DAGAN - Dual Attention GANs for Semantic Image Synthesis

Last update: Oct 08, 2022

Related tags

Overview

Semantic Image Synthesis with DAGAN
Installation
Dataset Preparation
Generating Images Using Pretrained Model
Train and Test New Models
Evaluation
Acknowledgments
Related Projects
Citation
Contributions
Collaborations

Semantic Image Synthesis with DAGAN

Dual Attention GANs for Semantic Image Synthesis
Hao Tang¹, Song Bai², Nicu Sebe¹³.
¹University of Trento, Italy, ²University of Oxford, UK, ³Huawei Research Ireland, Ireland.
In ACM MM 2020.
The repository offers the official implementation of our paper in PyTorch.

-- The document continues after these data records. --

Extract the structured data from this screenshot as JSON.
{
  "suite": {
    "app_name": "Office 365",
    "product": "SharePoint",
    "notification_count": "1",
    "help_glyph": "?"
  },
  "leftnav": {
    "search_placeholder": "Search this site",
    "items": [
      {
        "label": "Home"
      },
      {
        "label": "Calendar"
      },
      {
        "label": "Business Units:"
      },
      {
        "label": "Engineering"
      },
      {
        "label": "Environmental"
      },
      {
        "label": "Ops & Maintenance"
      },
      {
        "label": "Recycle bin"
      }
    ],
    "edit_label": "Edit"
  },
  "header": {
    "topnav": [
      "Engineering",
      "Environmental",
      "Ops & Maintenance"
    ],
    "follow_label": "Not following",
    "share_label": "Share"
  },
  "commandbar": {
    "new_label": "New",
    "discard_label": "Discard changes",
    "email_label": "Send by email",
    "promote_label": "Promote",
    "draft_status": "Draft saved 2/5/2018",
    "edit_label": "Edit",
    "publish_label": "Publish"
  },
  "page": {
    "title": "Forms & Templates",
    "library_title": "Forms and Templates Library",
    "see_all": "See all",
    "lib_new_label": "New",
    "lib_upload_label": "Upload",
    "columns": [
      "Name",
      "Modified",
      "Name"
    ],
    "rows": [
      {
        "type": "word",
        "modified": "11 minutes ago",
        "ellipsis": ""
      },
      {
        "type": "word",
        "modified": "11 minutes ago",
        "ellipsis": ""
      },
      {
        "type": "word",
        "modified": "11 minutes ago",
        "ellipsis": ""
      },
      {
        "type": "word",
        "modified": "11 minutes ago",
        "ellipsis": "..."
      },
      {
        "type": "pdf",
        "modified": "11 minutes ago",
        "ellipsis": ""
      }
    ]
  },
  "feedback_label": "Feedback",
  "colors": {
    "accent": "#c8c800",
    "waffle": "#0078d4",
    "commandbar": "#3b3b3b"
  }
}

In the meantime, check out our related CVPR 2020 paper Local Class-Specific and Global Image-Level Generative Adversarial Networks for Semantic-Guided Scene Generation and Arxiv paper Edge Guided GANs with Semantic Preserving for Semantic Image Synthesis.

Framework

Results of Generated Images

Cityscapes (512×256)

Facades (1024×1024)

ADE20K (256×256)

CelebAMask-HQ (512×512)

Results of Generated Segmenation Maps

License

The code is released for academic research use only. For commercial use, please contact [email protected].

Installation

Clone this repo.

git clone https://github.com/Ha0Tang/DAGAN
cd DAGAN/

This code requires PyTorch 1.0 and python 3+. Please install dependencies by

pip install -r requirements.txt

This code also requires the Synchronized-BatchNorm-PyTorch rep.

cd DAGAN_v1/
cd models/networks/
git clone https://github.com/vacancy/Synchronized-BatchNorm-PyTorch
cp -rf Synchronized-BatchNorm-PyTorch/sync_batchnorm .
cd ../../

To reproduce the results reported in the paper, you would need an NVIDIA DGX1 machine with 8 V100 GPUs.

Dataset Preparation

Please download the datasets on the respective webpages.

Facades: 55.8M, here.
DeepFashion: 592.3M, here.
CelebAMask-HQ: 2.7G, here.
Cityscapes: 8.4G, here.
ADE20K: 953.7M, here.
COCO-Stuff: 21.5G, here.

We also provide the prepared datasets for your convience.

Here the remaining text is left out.